ADB to help improve investment climate

Published September 9, 2003

ISLAMABAD, Sept 8: The government has decided to improve the investment climate by expanding and modernizing its existing weak and inadequate infrastructure to bring it with international levels in capacity and standard.

Officials told Dawn here on Monday the Asian Development Bank (ADB) had initially approved roughly $0.5 million technical assistance for conducting feasibility report by January 2004 to address the issue.

The bank is also expected to offer a sizable funding for the proposed “Public-Private Infrastructure Financing Facility” in 2005 to help improve physical infrastructure consisting of power, telecommunication, roads, ports, railways, air transport, water supply, waste management, information technology cyber parks and industrial estates.

The public sector has been the main provider of basic infrastructure in Pakistan. However, the officials concede that large fiscal deficit and paucity of resources limit the government’s capacity to meet growing infrastructure needs, and this they said had emerged as a major constraint in the way of country’s efforts to improve the investment climate.

The existing infrastructure is largely inadequate to satisfy the needs of economic development as well as the demand arising from population growth. To augment limited resources for infrastructure, private sector participation, the ADB believes, needs to be encouraged by creating the enabling environment for increased private sector investment in infrastructure projects.

The government agrees with the ADB that provinces are not organized to deal with the private sector and the privatization efforts as they lack appropriate institutional structures due to which delays are common in seeking approval for projects, obtaining permits and clearances, negotiating and finalizing contracts and bringing infrastructure projects to financial closure.

The ADB technical assistance will provide guidance and recommendations to the federal and provincial governments for establishing the right market structures and incentives and suggest changes in terms of approaches, institutional reorganisations and appropriate policy.

A total of six international and domestic consultants are expected to join hands to make the study and recommendations more suited to domestic conditions for having new infrastructure in place as early as possible. They will assess the current activities and performance of key infrastructure sectors, identify and assess the legal, policy, regulatory and institutional impediments for involving the private sector in major infrastructure activities.

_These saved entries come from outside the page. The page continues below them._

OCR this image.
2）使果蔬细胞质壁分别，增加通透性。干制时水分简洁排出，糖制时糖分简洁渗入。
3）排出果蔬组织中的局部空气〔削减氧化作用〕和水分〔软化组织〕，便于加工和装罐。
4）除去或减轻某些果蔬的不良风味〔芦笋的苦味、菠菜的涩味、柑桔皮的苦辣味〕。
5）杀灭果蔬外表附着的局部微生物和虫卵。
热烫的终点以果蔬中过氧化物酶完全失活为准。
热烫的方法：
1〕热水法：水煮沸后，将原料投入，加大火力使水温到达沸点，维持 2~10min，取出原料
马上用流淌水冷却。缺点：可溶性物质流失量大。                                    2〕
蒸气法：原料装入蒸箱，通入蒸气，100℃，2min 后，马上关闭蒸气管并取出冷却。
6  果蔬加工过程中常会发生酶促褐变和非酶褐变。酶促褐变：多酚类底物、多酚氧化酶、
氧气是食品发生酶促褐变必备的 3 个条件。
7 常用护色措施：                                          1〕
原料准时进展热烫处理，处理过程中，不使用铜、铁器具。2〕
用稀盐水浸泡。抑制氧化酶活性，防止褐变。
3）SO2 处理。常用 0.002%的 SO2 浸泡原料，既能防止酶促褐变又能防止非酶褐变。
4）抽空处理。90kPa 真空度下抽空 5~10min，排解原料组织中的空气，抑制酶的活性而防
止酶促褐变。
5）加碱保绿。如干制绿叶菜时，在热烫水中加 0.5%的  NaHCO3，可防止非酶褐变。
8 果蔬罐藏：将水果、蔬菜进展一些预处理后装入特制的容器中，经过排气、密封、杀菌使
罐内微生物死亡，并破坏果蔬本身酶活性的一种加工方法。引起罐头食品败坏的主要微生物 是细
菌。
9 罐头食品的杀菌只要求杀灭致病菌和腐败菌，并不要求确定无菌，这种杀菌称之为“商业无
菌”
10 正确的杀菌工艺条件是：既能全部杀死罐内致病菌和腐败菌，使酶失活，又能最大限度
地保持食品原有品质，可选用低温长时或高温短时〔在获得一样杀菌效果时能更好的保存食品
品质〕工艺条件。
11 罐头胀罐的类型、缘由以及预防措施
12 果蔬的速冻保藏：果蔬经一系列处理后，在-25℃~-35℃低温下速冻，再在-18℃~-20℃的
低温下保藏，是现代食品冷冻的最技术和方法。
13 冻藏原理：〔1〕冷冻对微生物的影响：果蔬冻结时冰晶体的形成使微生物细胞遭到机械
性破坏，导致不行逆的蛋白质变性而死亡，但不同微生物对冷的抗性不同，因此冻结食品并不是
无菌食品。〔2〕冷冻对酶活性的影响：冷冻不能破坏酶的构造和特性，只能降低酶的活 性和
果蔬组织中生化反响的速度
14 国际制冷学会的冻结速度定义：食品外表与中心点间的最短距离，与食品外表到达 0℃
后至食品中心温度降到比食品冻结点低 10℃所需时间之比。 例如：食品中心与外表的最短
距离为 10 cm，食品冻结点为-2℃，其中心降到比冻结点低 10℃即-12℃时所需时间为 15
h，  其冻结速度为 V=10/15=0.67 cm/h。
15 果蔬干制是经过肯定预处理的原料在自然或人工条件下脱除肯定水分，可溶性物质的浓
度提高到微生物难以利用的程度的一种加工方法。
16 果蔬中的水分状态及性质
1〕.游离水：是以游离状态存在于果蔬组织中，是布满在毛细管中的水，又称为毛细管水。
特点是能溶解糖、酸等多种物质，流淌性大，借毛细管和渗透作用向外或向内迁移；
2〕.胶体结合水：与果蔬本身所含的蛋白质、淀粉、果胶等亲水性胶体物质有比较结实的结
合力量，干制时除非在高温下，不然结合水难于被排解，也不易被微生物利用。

Consultants will be guided by a proposed steering committee to be headed by a senior official of the Ministry of Investment and Privatization to help provide liaison with the relevant ministries, Board of Investment, Wapda, ports and shipping, National Highway authority (NHA), public water supply, aviation, regulatory bodies and representatives from provincial governments.

They will submit an inception report within three weeks of the start of the services that outlines the approach and the key issues to be addressed. Later, an interim report within 10 weeks will be prepared giving preliminary findings and spelling out the general direction and a detailed plan to improve the country’s infrastructure.

According to a memorandum of understanding (MoU) signed between Pakistan and the ADB, the country’s infrastructure is grossly inadequate and Pakistan’s investment rates, low to begin with, declined during much of the 1990s.

Although public investment in infrastructure has declined as a percentage of GDP since the start of the decade, private investment has failed to fill the gap. As a result, total investment in infrastructure, as a percentage of GDP, is below the level 1991-93.